Le 25 mars 2023, les tensions palpables autour du chantier de la méga réserve d'eau de Sainte-Soline dans les Deux-Sèvres ont suscité un fort élan de mobilisation. Des milliers de manifestants ont défilé, entraînant des affrontements violents entre les plus radicaux du mouvement anti-bassines et les forces de l'ordre, où pierres et cocktails Molotov ont été opposés aux grenades lacrymogènes et aux tirs de LBD.
Ces violences ont causé de nombreux blessés, avec la singularité marquante de n’avoir fait aucune victime mortelle lors de ces événements, soulignant une préoccupation grandissante quant à la criminalisation des mouvements écologistes, comme l’a souligné Gérald Darmanin, ancien ministre de l’Intérieur, en qualifiant les militants d' "écoterroristes".
Trois ans plus tard, cette plaie est encore béante. Le collectif Bassines Non Merci a initié une série de manifestations à Melle pour commémorer cet anniversaire. Le soir du 25 mars, une marche silencieuse a pris son départ du centre-ville jusqu’à la gendarmerie locale, en dépit d’un arrêté préfectoral interdisant toute approche de ce périmètre.
La nuit des manifestants
Environ 300 personnes ont participé à cette marche, tandis que simultanément d'autres événements avaient lieu dans des villes comme Biarritz et La Rochelle. À Melle, Bassines Non Merci a préparé un parcours à travers champs et forêts, se dirigeant vers le périmètre interdit, ponctué d'une "méga boum" pour faire résonner leur opposition face aux forces de gendarmerie.
"Les autorités incitent les gens à déverser leur colère sur les écologistes. Nous devrions plutôt faire front commun"

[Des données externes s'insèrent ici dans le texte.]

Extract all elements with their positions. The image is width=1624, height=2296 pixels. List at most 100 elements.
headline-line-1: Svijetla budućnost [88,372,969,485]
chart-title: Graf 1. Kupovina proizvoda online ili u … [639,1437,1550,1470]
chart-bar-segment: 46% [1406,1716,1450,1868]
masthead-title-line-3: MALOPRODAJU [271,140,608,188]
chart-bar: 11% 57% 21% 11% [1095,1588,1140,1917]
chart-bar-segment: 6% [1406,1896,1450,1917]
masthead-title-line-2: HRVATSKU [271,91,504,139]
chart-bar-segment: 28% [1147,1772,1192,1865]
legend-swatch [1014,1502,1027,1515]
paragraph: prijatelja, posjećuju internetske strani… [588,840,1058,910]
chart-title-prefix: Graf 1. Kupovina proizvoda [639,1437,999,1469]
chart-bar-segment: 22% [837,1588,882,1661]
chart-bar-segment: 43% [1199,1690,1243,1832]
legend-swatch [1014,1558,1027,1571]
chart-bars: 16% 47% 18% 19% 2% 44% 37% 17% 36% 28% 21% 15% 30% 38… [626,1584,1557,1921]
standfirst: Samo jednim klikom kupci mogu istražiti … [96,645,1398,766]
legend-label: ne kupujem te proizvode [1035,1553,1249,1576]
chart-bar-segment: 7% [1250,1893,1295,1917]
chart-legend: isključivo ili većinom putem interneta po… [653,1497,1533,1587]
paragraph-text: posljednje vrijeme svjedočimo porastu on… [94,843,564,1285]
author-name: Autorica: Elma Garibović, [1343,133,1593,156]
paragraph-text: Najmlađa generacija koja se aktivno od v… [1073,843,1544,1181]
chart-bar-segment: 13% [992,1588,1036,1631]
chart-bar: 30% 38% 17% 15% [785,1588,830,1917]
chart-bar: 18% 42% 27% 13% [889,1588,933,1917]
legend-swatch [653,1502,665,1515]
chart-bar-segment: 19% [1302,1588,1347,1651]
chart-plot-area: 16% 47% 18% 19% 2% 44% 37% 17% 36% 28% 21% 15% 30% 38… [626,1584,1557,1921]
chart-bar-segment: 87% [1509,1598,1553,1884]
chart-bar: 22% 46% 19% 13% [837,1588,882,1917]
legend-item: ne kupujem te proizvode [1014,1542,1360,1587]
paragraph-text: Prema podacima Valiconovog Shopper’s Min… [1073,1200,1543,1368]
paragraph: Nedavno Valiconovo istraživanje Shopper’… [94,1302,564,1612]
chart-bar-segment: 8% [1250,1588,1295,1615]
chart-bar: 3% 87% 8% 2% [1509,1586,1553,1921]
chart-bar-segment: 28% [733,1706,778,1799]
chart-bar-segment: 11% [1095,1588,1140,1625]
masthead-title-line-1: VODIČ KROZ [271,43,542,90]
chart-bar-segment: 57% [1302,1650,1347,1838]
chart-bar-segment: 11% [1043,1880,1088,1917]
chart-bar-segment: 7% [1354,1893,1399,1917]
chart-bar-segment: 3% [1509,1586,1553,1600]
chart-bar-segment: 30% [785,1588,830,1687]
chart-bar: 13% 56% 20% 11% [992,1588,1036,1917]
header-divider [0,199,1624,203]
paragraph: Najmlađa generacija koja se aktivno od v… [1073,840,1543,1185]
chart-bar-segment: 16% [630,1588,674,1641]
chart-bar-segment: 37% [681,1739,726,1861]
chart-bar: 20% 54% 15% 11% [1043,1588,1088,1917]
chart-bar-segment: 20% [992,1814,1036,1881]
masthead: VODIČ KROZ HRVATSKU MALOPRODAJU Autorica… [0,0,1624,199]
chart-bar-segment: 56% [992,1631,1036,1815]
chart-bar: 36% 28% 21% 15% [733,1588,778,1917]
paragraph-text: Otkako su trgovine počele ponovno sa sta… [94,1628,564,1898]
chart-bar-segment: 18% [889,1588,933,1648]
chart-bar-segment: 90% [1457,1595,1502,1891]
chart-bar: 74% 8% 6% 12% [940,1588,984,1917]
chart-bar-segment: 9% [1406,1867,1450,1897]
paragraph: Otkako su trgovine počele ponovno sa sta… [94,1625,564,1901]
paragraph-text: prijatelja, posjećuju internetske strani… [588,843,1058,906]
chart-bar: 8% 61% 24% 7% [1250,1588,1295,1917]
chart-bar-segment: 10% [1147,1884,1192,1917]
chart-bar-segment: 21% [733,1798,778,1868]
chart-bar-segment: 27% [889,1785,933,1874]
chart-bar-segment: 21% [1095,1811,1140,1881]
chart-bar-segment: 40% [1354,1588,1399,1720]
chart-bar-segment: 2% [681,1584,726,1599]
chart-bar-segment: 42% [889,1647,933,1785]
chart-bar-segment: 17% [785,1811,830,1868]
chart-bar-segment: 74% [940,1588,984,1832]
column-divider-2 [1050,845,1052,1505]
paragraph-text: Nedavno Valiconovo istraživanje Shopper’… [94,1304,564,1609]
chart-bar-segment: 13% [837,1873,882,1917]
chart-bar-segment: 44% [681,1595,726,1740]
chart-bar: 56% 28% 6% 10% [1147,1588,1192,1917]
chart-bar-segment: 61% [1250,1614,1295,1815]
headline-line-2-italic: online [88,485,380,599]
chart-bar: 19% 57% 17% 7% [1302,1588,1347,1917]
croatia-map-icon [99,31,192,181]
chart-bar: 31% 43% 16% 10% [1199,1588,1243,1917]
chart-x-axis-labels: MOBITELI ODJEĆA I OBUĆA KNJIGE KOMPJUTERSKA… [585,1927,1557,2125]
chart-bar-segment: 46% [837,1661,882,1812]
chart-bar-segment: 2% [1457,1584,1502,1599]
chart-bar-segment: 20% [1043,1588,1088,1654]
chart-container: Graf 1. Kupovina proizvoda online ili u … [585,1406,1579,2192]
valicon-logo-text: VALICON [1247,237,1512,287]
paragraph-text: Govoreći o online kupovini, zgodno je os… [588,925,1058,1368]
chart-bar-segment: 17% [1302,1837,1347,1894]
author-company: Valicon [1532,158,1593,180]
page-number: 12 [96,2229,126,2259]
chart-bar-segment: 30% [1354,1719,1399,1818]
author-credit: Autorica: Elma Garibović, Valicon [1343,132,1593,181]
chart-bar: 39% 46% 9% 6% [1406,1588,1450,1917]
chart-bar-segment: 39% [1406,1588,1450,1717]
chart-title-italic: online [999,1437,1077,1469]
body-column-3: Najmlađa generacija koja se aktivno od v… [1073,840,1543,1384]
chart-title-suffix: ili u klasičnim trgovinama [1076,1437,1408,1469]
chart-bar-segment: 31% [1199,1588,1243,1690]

Julien Le Guet, porte-parole de Bassines Non Merci, a réitéré que la manifestation était déclarée et autorisée, mettant l’accent sur le soutien de la Confédération paysanne. Ce mouvement dépasse les clivages habituels entre écologistes et agriculteurs, comme le confirme cet agriculteur proche de la zone de Sainte-Soline.
Celui-ci a aussi averti sur les "menaces" de perturbations par la Coordination rurale, opposition au mouvement. Hélène Braconnier, son interlocutrice au nom de la Confédération paysanne, a ajouté que les tentatives de division issues des autorités nuisent à la cause collective, appelant à l’unité.
Une crise de l’eau persistance
Dans un contexte législatif agité, les initiatives pour la création de bassines d’eau ont rencontré des revers. En effet, la cour administrative d’appel de Bordeaux a jugé illégales quatre des seize réserves d’eau projetées en décembre dernier, comprenant celle de Sainte-Soline, dont l'utilisation est pour l'heure interdite.
À l'heure actuelle, seules trois réserves restent opérationnelles. “Sainte-Soline est un projet obsolète”, a affirmé Julien Le Guet, pressentant que des futures lois pourraient chercher à relancer ces projets tout en ignorant les préoccupations environnementales. Pour lui, il s'agit d'un défi imminent pour les irrigants.
Enfin, la tension demeure palpable dans la région, illustrée par la défaite de l’écologiste Sylvain Griffault, battu lors des élections municipales. Ce contexte montre que l'écologie et la gestion de l'eau restent des sujets sensibles pour les électeurs locaux.